Religion and theology that presumes static social order eventually erodes into justifying social oppression:
Our sociology is predictably derived from, legitimated by, and reflective of our theology [our vision of the ideal, or divine order]. And if we gather around a static god of order who only guards the interests of the “haves,” oppression cannot be far behind. Conversely, if a God is disclosed who is free to come and go, free from and even against the regime, free to hear and even answer slave cries, free from all proper godness as defined by the empire, then it will bear decisively upon sociology because the freedom of God will surface in the brickyards and manifest itself as justice and compassion.
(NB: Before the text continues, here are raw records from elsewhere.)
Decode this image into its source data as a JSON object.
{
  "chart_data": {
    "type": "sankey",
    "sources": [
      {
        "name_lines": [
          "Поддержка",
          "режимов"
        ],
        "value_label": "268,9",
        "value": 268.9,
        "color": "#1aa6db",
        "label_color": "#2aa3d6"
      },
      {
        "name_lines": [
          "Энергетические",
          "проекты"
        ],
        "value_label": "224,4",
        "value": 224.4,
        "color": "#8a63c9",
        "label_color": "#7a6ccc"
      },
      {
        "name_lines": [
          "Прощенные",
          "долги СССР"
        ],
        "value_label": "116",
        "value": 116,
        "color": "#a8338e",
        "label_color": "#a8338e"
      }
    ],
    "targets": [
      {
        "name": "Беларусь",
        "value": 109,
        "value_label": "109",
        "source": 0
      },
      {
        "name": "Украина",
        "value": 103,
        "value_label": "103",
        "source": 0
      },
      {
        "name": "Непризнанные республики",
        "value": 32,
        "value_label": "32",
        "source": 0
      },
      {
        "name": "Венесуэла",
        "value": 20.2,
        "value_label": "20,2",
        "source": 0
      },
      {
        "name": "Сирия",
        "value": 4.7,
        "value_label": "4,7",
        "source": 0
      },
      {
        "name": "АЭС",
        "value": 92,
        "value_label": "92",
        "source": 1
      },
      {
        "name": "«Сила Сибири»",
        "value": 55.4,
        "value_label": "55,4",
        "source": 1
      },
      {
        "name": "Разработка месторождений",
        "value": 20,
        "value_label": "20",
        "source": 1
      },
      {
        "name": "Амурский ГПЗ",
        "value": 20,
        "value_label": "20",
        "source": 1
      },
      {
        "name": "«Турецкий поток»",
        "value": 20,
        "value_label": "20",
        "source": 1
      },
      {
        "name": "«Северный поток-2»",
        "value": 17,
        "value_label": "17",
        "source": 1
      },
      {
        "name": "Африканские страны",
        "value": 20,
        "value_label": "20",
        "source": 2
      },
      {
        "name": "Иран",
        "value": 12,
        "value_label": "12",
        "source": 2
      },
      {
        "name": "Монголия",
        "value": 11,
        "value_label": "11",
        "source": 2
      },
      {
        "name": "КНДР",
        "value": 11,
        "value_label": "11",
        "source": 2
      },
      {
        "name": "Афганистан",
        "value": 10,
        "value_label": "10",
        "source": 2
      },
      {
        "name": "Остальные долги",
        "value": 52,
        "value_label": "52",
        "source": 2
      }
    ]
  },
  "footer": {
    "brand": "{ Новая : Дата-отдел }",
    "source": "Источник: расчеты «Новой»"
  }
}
…The point that prophetic imagination must ponder is that there is no freedom of God without the politics of justice and compassion, and there is no politics of justice and compassion without a religion of the freedom of God. The program of Moses is not the freeing of a little band of slaves as an escape from the empire, though that is important enough, especially if you happen to be in that little band. Rather, his work is nothing less than an assault on the consciousness of the empire, aimed at nothing less than the dismantling of the empire both in its social practices and in its mythic pretensions. Note the significance of Martin Luther King Jr.’s leadership in integrating a lunch counter or a local bus line!1
Consider your social beliefs and social behavior. Justice asks that we engage society with a the faith that society can transform, that our habits not only need changing, but canchange. This will require the courage to be vulnerable. To act with prophetic imagination is not simply to design escapes from empire through more public assistance, but must extend into the messy work of dismantling whatever props up a public that separates us as helpless- and – helpful.
Notice a local place where the line between “helpful and helpless” is made most apparent (such as the lunch counter and bus line in MLK’s days). Is there a way to stand in one of those places and notice an act of justice and compassion, to call it out? Might you find a way this week for your purchasing power, your transportation choices, or the impact of your family’s time and presence to be aimed toward an alternative way? Perhaps you could consider supporting a co-op, a CSA, community center, a credit union, a farmers market, a neighborhood barber shop, a library or purchasing from a local store? Perhaps it is to find a local organizing group with whom to march or writing letters to an elected official. Perhaps it is patronizing a local artist who brings beauty into your community.
All of our neighbors have a gift of some sort. To live prophetically requires faith, trust in a possibility that our actions of compassion, vulnerability, and shared responsibility can, in fact, participate in creating an alternative, a good that is common.
1Brueggemann, Walter. Prophetic Imagination: Revised Edition (pp. 8-9). Fortress Press. Kindle Edition.